Personally, I’d favour something that is unlikely to jeopardize the integrity of the fuselage. Apparently Air Marshals are equipped with .357 Sig P229.
Subsonic rounds, and controlled short bursts, actually hitting the target. No “hosing”.
Also, fuselages are quite robust.
For confined spaces, and unlikely to penetrate the pressure hull, why not give a flamethrower a try?
I like your style.
She’s clearly nuts. I like the hapless Brit in front of her holding up his ipad in a weakly defensive gesture.
The technical term for what happened to her is “decompensate”. She has some sort of psychosis like bipolar disorder and the lack of cigarettes or even the flying circumstance just tipped her over the edge. Huge numbers of the mentally ill self-medicate with cigarettes, among other drugs.
Yeah, the new screening policy should be something like: hold cigarette under persons nose until they inhale and watch reaction. In true TSA fashion, they could apply it to persons aged 2 and older.
I can see a chronic smoker (trying not to give anything away) get all weirdly stiff, wide-eyed, and grinning madly: MUST! NOT! REACT!
A technical quibble: one can be suffering mania without experiencing psychosis. And one can suffer psychosis without having bipolar disorder (see: unipolar depression with psychotic features).
A more general quibble: psychosis is not an inherently violent/aggressive state of mind, as is often portrayed in (bad) fiction. I saw psychosis up close when I lived with a friend who would later be diagnosed BPII with psychotic features. She wasn’t aggressive, though she would press her fingers against your temples in order to better see your aura.
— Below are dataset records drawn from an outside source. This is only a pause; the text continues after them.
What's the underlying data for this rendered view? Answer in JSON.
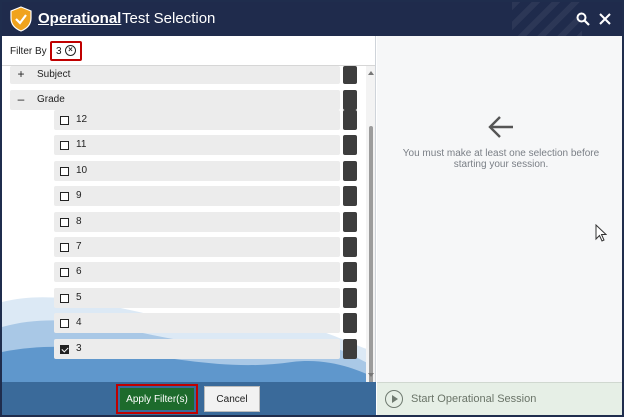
{
  "titlebar": {
    "brand": "Operational",
    "title": "Test Selection",
    "search_icon": "search-icon",
    "close_icon": "close-icon"
  },
  "filter": {
    "label": "Filter By",
    "chip_value": "3",
    "chip_icon": "clear-circle-icon"
  },
  "tree": {
    "subject": {
      "label": "Subject",
      "toggle": "+"
    },
    "grade": {
      "label": "Grade",
      "toggle": "–"
    },
    "grades": [
      {
        "label": "12",
        "checked": false
      },
      {
        "label": "11",
        "checked": false
      },
      {
        "label": "10",
        "checked": false
      },
      {
        "label": "9",
        "checked": false
      },
      {
        "label": "8",
        "checked": false
      },
      {
        "label": "7",
        "checked": false
      },
      {
        "label": "6",
        "checked": false
      },
      {
        "label": "5",
        "checked": false
      },
      {
        "label": "4",
        "checked": false
      },
      {
        "label": "3",
        "checked": true
      }
    ]
  },
  "footer": {
    "apply_label": "Apply Filter(s)",
    "cancel_label": "Cancel",
    "start_label": "Start Operational Session"
  },
  "right": {
    "message": "You must make at least one selection before starting your session."
  },
  "colors": {
    "titlebar": "#1f2b4c",
    "apply_button": "#1d6b2c",
    "highlight_border": "#c00000",
    "shield": "#f0a31e"
  }
}
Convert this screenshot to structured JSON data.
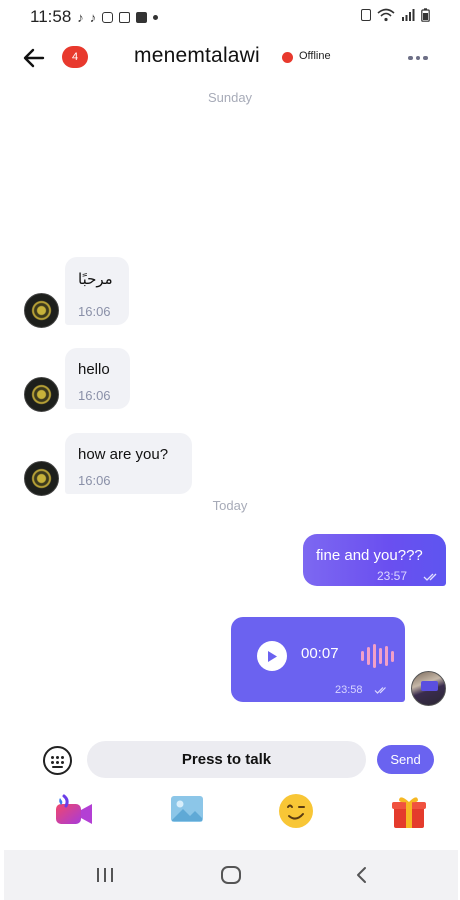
{
  "status_bar": {
    "time": "11:58"
  },
  "header": {
    "back_icon": "arrow-left-icon",
    "unread_count": "4",
    "contact_name": "menemtalawi",
    "presence": "Offline",
    "more_icon": "more-horizontal-icon"
  },
  "separators": {
    "first": "Sunday",
    "second": "Today"
  },
  "messages": [
    {
      "text": "مرحبًا",
      "time": "16:06"
    },
    {
      "text": "hello",
      "time": "16:06"
    },
    {
      "text": "how are you?",
      "time": "16:06"
    }
  ],
  "outgoing": {
    "text": "fine and you???",
    "time": "23:57"
  },
  "voice": {
    "duration": "00:07",
    "time": "23:58"
  },
  "composer": {
    "talk_label": "Press to talk",
    "send_label": "Send"
  },
  "actions": [
    "video-call-icon",
    "image-icon",
    "emoji-icon",
    "gift-icon"
  ],
  "colors": {
    "accent": "#6a63f0",
    "badge": "#e8392d",
    "incoming_bubble": "#f1f2f6"
  }
}
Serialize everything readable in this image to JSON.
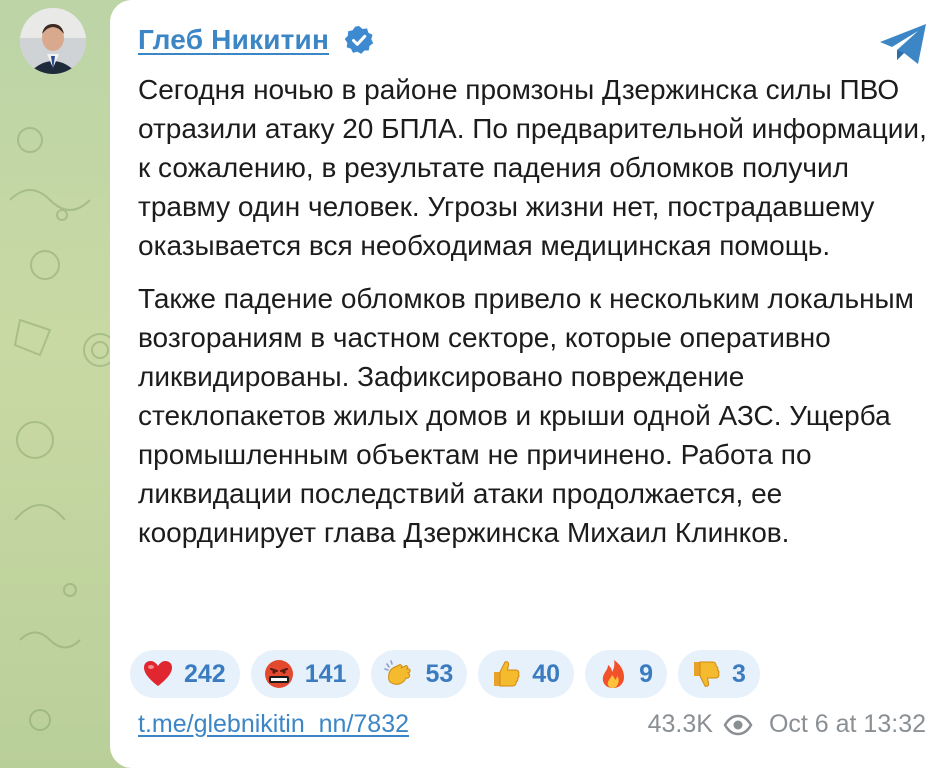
{
  "post": {
    "author": "Глеб Никитин",
    "paragraphs": [
      "Сегодня ночью в районе промзоны Дзержинска силы ПВО отразили атаку 20 БПЛА. По предварительной информации, к сожалению, в результате падения обломков получил травму один человек. Угрозы жизни нет, пострадавшему оказывается вся необходимая медицинская помощь.",
      "Также падение обломков привело к нескольким локальным возгораниям в частном секторе, которые оперативно ликвидированы. Зафиксировано повреждение стеклопакетов жилых домов и крыши одной АЗС. Ущерба промышленным объектам не причинено. Работа по ликвидации последствий атаки продолжается, ее координирует глава Дзержинска Михаил Клинков."
    ],
    "reactions": [
      {
        "emoji": "heart-icon",
        "count": "242"
      },
      {
        "emoji": "cursing-face-icon",
        "count": "141"
      },
      {
        "emoji": "clapping-hands-icon",
        "count": "53"
      },
      {
        "emoji": "thumbs-up-icon",
        "count": "40"
      },
      {
        "emoji": "fire-icon",
        "count": "9"
      },
      {
        "emoji": "thumbs-down-icon",
        "count": "3"
      }
    ],
    "link": "t.me/glebnikitin_nn/7832",
    "views": "43.3K",
    "timestamp": "Oct 6 at 13:32"
  },
  "colors": {
    "accent": "#3d86c6",
    "reaction_bg": "#e6f1fb",
    "background": "#c2d6a2"
  }
}
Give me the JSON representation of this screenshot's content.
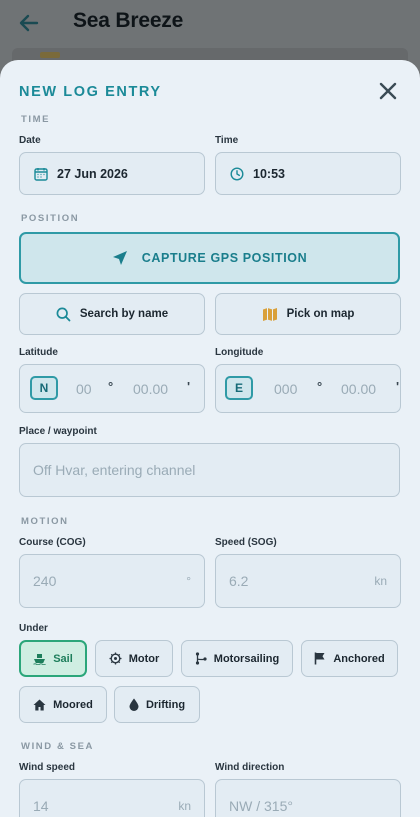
{
  "appbar": {
    "title": "Sea Breeze"
  },
  "sheet": {
    "title": "NEW LOG ENTRY",
    "sections": {
      "time": "TIME",
      "position": "POSITION",
      "motion": "MOTION",
      "wind_sea": "WIND & SEA"
    },
    "date": {
      "label": "Date",
      "value": "27 Jun 2026"
    },
    "time": {
      "label": "Time",
      "value": "10:53"
    },
    "gps_button": "CAPTURE GPS POSITION",
    "search_button": "Search by name",
    "map_button": "Pick on map",
    "latitude": {
      "label": "Latitude",
      "hemisphere": "N",
      "degrees_placeholder": "00",
      "degree_symbol": "°",
      "minutes_placeholder": "00.00",
      "minute_symbol": "'"
    },
    "longitude": {
      "label": "Longitude",
      "hemisphere": "E",
      "degrees_placeholder": "000",
      "degree_symbol": "°",
      "minutes_placeholder": "00.00",
      "minute_symbol": "'"
    },
    "place": {
      "label": "Place / waypoint",
      "placeholder": "Off Hvar, entering channel"
    },
    "course": {
      "label": "Course (COG)",
      "placeholder": "240",
      "unit": "°"
    },
    "speed": {
      "label": "Speed (SOG)",
      "placeholder": "6.2",
      "unit": "kn"
    },
    "under": {
      "label": "Under",
      "options": [
        "Sail",
        "Motor",
        "Motorsailing",
        "Anchored",
        "Moored",
        "Drifting"
      ],
      "selected": "Sail"
    },
    "wind_speed": {
      "label": "Wind speed",
      "placeholder": "14",
      "unit": "kn"
    },
    "wind_direction": {
      "label": "Wind direction",
      "placeholder": "NW / 315°"
    }
  },
  "colors": {
    "accent": "#1b8a98",
    "selected_chip": "#2ba67a",
    "sheet_bg": "#eaf1f7"
  }
}
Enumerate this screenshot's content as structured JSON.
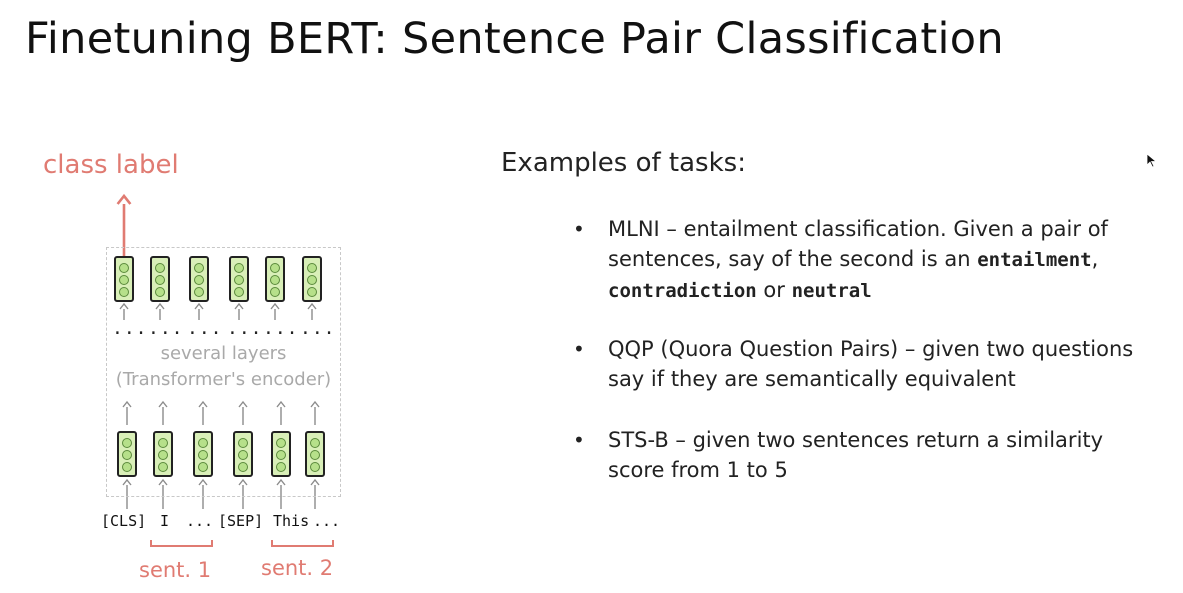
{
  "title": "Finetuning BERT: Sentence Pair Classification",
  "diagram": {
    "output_label": "class label",
    "ellipsis": "...",
    "middle_line1": "several layers",
    "middle_line2": "(Transformer's encoder)",
    "tokens": [
      "[CLS]",
      "I",
      "...",
      "[SEP]",
      "This",
      "..."
    ],
    "bracket_labels": [
      "sent. 1",
      "sent. 2"
    ],
    "colors": {
      "accent": "#e07b72",
      "cell_fill": "#d9efb8",
      "dot_fill": "#b6e08a",
      "arrow": "#8c8c8c"
    }
  },
  "examples": {
    "heading": "Examples of tasks:",
    "bullet_symbol": "•",
    "items": [
      {
        "name": "MLNI",
        "text_a": " – entailment classification. Given a pair of sentences, say of the second is an ",
        "term1": "entailment",
        "sep1": ", ",
        "term2": "contradiction",
        "sep2": " or ",
        "term3": "neutral"
      },
      {
        "name": "QQP (Quora Question Pairs)",
        "text": " – given two questions say if they are semantically equivalent"
      },
      {
        "name": "STS-B",
        "text": " – given two sentences return a similarity score from 1 to 5"
      }
    ]
  }
}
True monopolar mania is much rarer than bipolar, and I said “some sort of psychosis like bipolar disorder”. My wife is the mental health pro, but after 23 years of hearing about her days I’ve picked up a lot. In no way did I imply psychosis=violence. But crazy & violent often = psychosis. At my wife’s clinic there’s plenty of calm, charming, but delusional patients, and the occasional one that they need to call security and an ambulance for.
Yep, and my latter quibble–and I should’ve clarified this in my post–wasn’t meant as criticism of your comments. I don’t feel you suggested psychosis is inherently violent. It’s just that the tone of these thread discussions often seems to reflect this popular notion.
Inpatient mental health care is tough. Your wife has my respect and admiration. While in nursing school, I thought about pursuing an MSN in psychiatric nursing. Through my discussions with those who practiced it, I learned it takes a special type of person to do that kind of work as a career. I concluded I was not among them.
She works outpatient, but it all still applies. I could never do it. The outpatient clinic is relatively easy, some of her past jobs were home visits for discharged inpatients and formerly homeless families. She would fearlessly walk into NYC projects alone.